Sarah wakes up in a hospital. Her mother and a doctor (who resemble the Benedicts) rush into her room. Sarah was forced to have an abortion as a result of the car accident. Sarah wants to see Paul, but Paul is brain dead, in the same state that he was found back in the caverns. Sarah screams in terror. Her mother opens her blouse and reveals that the aborted baby is inside the womb of the monster-bat creatures. Sarah removes her bed sheets and finds out she has lost half of an arm and both of her legs. The hospital changes back into the cavern. Sarah is still on the table, about to become a meal for the monster bats. Harold wants to leave, but Sarah still has the keys. She laughs hysterically as the bats start feasting on her.

=== The Library ===
Lovecraft is confronted by the head monk, who assures him that all will be fine if he opens the door. Lovecraft admits he dropped the key. Furious, the monk warns Lovecraft to replace the book, but Lovecraft is attacked by a monster in the water beneath him, and the last of the seals opens up. The head monk, who is not human, stretches his body through the bars to enter the room, and Lovecraft uses a sword in his cane to defeat the monster in the water. One of the monks warns Lovecraft of the foolishness of his actions, telling him he will pay for his misdeeds. Lovecraft leaves the monastery by taxi with the book.

== Cast ==

=== The Library (frame story) ===
- Jeffrey Combs as H. P. Lovecraft
- Tony Azito as Librarian
- Brian Yuzna as Cabbie

=== The Drowned ===
- Bruce Payne as Edward De Lapoer
- Belinda Bauer as Nancy Gallmore
- Richard Lynch as Jethro De Lapoer
- Maria Ford as Clara
- Peter Jasienski as Jethro's Son
- Denice D. Lewis as Emma De Lapoer
- Vladimir Kulich as a Villager

=== The Cold ===
- David Warner as Dr. Madden
- Bess Meyer as Emily Osterman
- Millie Perkins as Lena
- Dennis Christopher as Dale Porkel
- Gary Graham as Sam
- Curt Lowens as Mr. Hawkins

=== Whispers ===
- Signy Coleman as Sarah
- Obba Babatundé as Paul
- Don Calfa as Mr. Benedict
- Judith Drake as Mrs. Benedict

==Production==
Brian Yuzna was trying to get a new film project going using his business connections in Japan and decided a three-story anthology film with a creative team from America, Asia, and Europe respectively would give the film the commercial viability it needed to secure financing. In developing a linking device for the film, Yuzna decided to base the film around the Necronomicon from the writings of H. P. Lovecraft while making the film more inspired by Lovecraft's stories rather than a direct adaptation of them.

==Release==
Necronomicon was shown at the London Film Festival on November 19, 1993. It was released in Japan on August 13, 1994. Derek Elley of Variety wrote that that any theatrical release in "mature territories" was unlikely beyond venues that showcased splatter films.
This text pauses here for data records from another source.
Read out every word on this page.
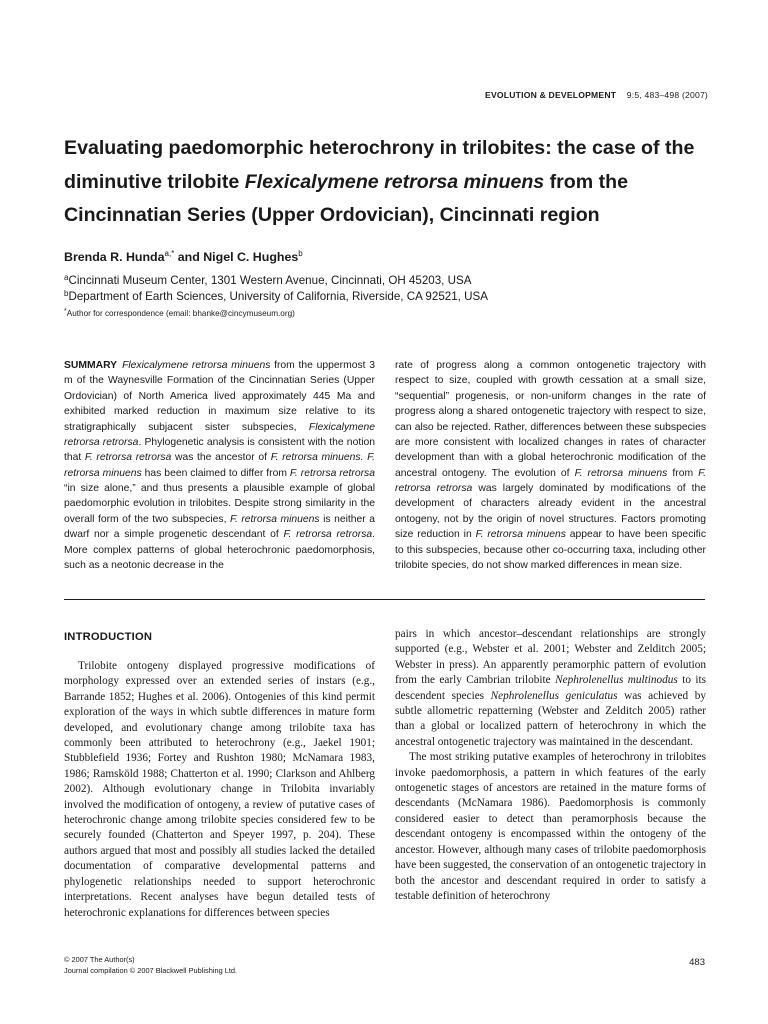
EVOLUTION & DEVELOPMENT 9:5, 483–498 (2007)
Evaluating paedomorphic heterochrony in trilobites: the case of the
diminutive trilobite Flexicalymene retrorsa minuens from the
Cincinnatian Series (Upper Ordovician), Cincinnati region
Brenda R. Hunda$^{a,*}$ and Nigel C. Hughes$^b$
$^a$Cincinnati Museum Center, 1301 Western Avenue, Cincinnati, OH 45203, USA
$^b$Department of Earth Sciences, University of California, Riverside, CA 92521, USA
*Author for correspondence (email: bhanke@cincymuseum.org)
SUMMARY Flexicalymene retrorsa minuens from the uppermost 3 m of the Waynesville Formation of the Cincinnatian Series (Upper Ordovician) of North America lived approximately 445 Ma and exhibited marked reduction in maximum size relative to its stratigraphically subjacent sister subspecies, Flexicalymene retrorsa retrorsa. Phylogenetic analysis is consistent with the notion that F. retrorsa retrorsa was the ancestor of F. retrorsa minuens. F. retrorsa minuens has been claimed to differ from F. retrorsa retrorsa “in size alone,” and thus presents a plausible example of global paedomorphic evolution in trilobites. Despite strong similarity in the overall form of the two subspecies, F. retrorsa minuens is neither a dwarf nor a simple progenetic descendant of F. retrorsa retrorsa. More complex patterns of global heterochronic paedomorphosis, such as a neotonic decrease in the
rate of progress along a common ontogenetic trajectory with respect to size, coupled with growth cessation at a small size, “sequential” progenesis, or non-uniform changes in the rate of progress along a shared ontogenetic trajectory with respect to size, can also be rejected. Rather, differences between these subspecies are more consistent with localized changes in rates of character development than with a global heterochronic modification of the ancestral ontogeny. The evolution of F. retrorsa minuens from F. retrorsa retrorsa was largely dominated by modifications of the development of characters already evident in the ancestral ontogeny, not by the origin of novel structures. Factors promoting size reduction in F. retrorsa minuens appear to have been specific to this subspecies, because other co-occurring taxa, including other trilobite species, do not show marked differences in mean size.
INTRODUCTION

Trilobite ontogeny displayed progressive modifications of morphology expressed over an extended series of instars (e.g., Barrande 1852; Hughes et al. 2006). Ontogenies of this kind permit exploration of the ways in which subtle differences in mature form developed, and evolutionary change among trilobite taxa has commonly been attributed to heterochrony (e.g., Jaekel 1901; Stubblefield 1936; Fortey and Rushton 1980; McNamara 1983, 1986; Ramsköld 1988; Chatterton et al. 1990; Clarkson and Ahlberg 2002). Although evolutionary change in Trilobita invariably involved the modification of ontogeny, a review of putative cases of heterochronic change among trilobite species considered few to be securely founded (Chatterton and Speyer 1997, p. 204). These authors argued that most and possibly all studies lacked the detailed documentation of comparative developmental patterns and phylogenetic relationships needed to support heterochronic interpretations. Recent analyses have begun detailed tests of heterochronic explanations for differences between species

pairs in which ancestor–descendant relationships are strongly supported (e.g., Webster et al. 2001; Webster and Zelditch 2005; Webster in press). An apparently peramorphic pattern of evolution from the early Cambrian trilobite Nephrolenellus multinodus to its descendent species Nephrolenellus geniculatus was achieved by subtle allometric repatterning (Webster and Zelditch 2005) rather than a global or localized pattern of heterochrony in which the ancestral ontogenetic trajectory was maintained in the descendant.

The most striking putative examples of heterochrony in trilobites invoke paedomorphosis, a pattern in which features of the early ontogenetic stages of ancestors are retained in the mature forms of descendants (McNamara 1986). Paedomorphosis is commonly considered easier to detect than peramorphosis because the descendant ontogeny is encompassed within the ontogeny of the ancestor. However, although many cases of trilobite paedomorphosis have been suggested, the conservation of an ontogenetic trajectory in both the ancestor and descendant required in order to satisfy a testable definition of heterochrony

© 2007 The Author(s)
Journal compilation © 2007 Blackwell Publishing Ltd.
483
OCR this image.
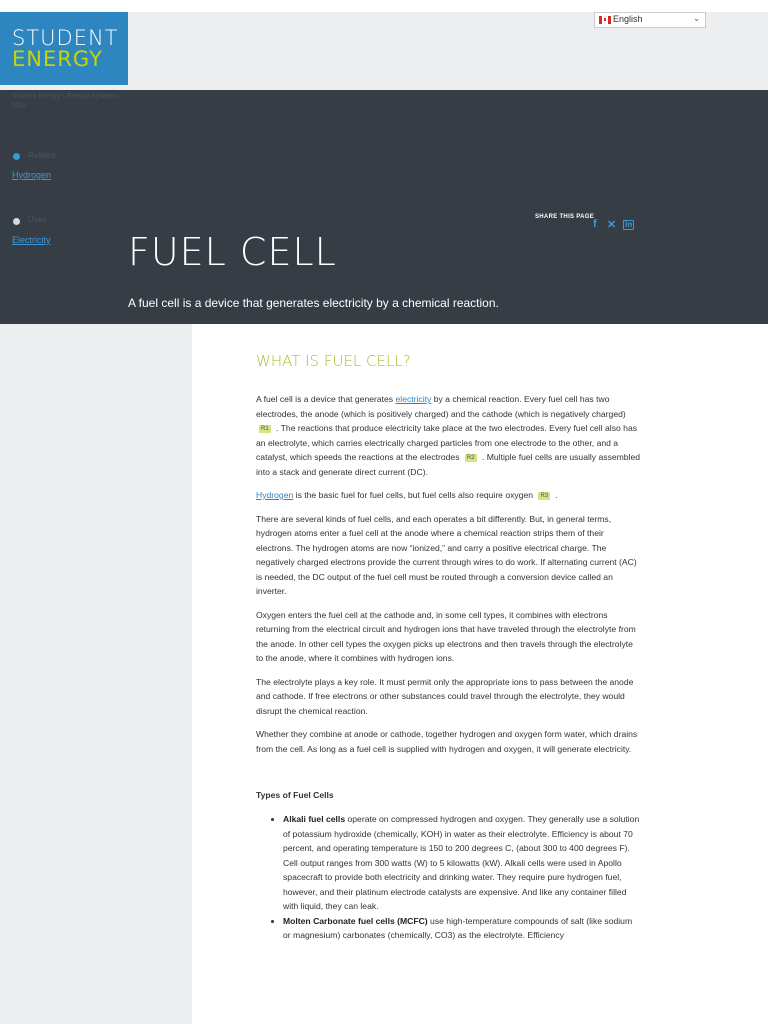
STUDENT
ENERGY
English	⌄
Student Energy's Energy Systems Map
Related
Hydrogen
Uses
Electricity
SHARE THIS PAGE
f ✕ in
FUEL CELL
A fuel cell is a device that generates electricity by a chemical reaction.
WHAT IS FUEL CELL?

A fuel cell is a device that generates electricity by a chemical reaction. Every fuel cell has two electrodes, the anode (which is positively charged) and the cathode (which is negatively charged) R1 . The reactions that produce electricity take place at the two electrodes. Every fuel cell also has an electrolyte, which carries electrically charged particles from one electrode to the other, and a catalyst, which speeds the reactions at the electrodes R2 . Multiple fuel cells are usually assembled into a stack and generate direct current (DC).

Hydrogen is the basic fuel for fuel cells, but fuel cells also require oxygen R3 .

There are several kinds of fuel cells, and each operates a bit differently. But, in general terms, hydrogen atoms enter a fuel cell at the anode where a chemical reaction strips them of their electrons. The hydrogen atoms are now “ionized,” and carry a positive electrical charge. The negatively charged electrons provide the current through wires to do work. If alternating current (AC) is needed, the DC output of the fuel cell must be routed through a conversion device called an inverter.

Oxygen enters the fuel cell at the cathode and, in some cell types, it combines with electrons returning from the electrical circuit and hydrogen ions that have traveled through the electrolyte from the anode. In other cell types the oxygen picks up electrons and then travels through the electrolyte to the anode, where it combines with hydrogen ions.

The electrolyte plays a key role. It must permit only the appropriate ions to pass between the anode and cathode. If free electrons or other substances could travel through the electrolyte, they would disrupt the chemical reaction.

Whether they combine at anode or cathode, together hydrogen and oxygen form water, which drains from the cell. As long as a fuel cell is supplied with hydrogen and oxygen, it will generate electricity.

Types of Fuel Cells
• Alkali fuel cells operate on compressed hydrogen and oxygen. They generally use a solution of potassium hydroxide (chemically, KOH) in water as their electrolyte. Efficiency is about 70 percent, and operating temperature is 150 to 200 degrees C, (about 300 to 400 degrees F). Cell output ranges from 300 watts (W) to 5 kilowatts (kW). Alkali cells were used in Apollo spacecraft to provide both electricity and drinking water. They require pure hydrogen fuel, however, and their platinum electrode catalysts are expensive. And like any container filled with liquid, they can leak.
• Molten Carbonate fuel cells (MCFC) use high-temperature compounds of salt (like sodium or magnesium) carbonates (chemically, CO3) as the electrolyte. Efficiency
Despite being completed in 1993, the film sat on a shelf until it was released direct-to-video on October 29, 1996.

==Critical response==
Necronomicon was well received upon its initial VHS release in the US, but did substantially better in European and Asian markets. The film won the award for Best Special Effects at the 1994 Fantafestival.

Craig Butler of AllMovie later described the film as "a hit-and-miss affair", commending the writing of the first two segments, special make-up effects, and David Warner's performance, but criticizing the weak writing of the two remaining segments.

With regard to the acting, Iain McLachlan of SFFWorld commented in 2004 that "Payne is especially effective because of his suppression of his tortured grief, adding considerable power to his scenes".

In their 2006 book Lurker in the Lobby: A Guide to the Cinema of H. P. Lovecraft, Andrew Migliore and John Strysik opined that the film "does not deliver on what should have been a great idea. In fact the film loses focus, speed, and atmosphere after the first segment, 'The Drowned', almost as though the production had run out of money and time."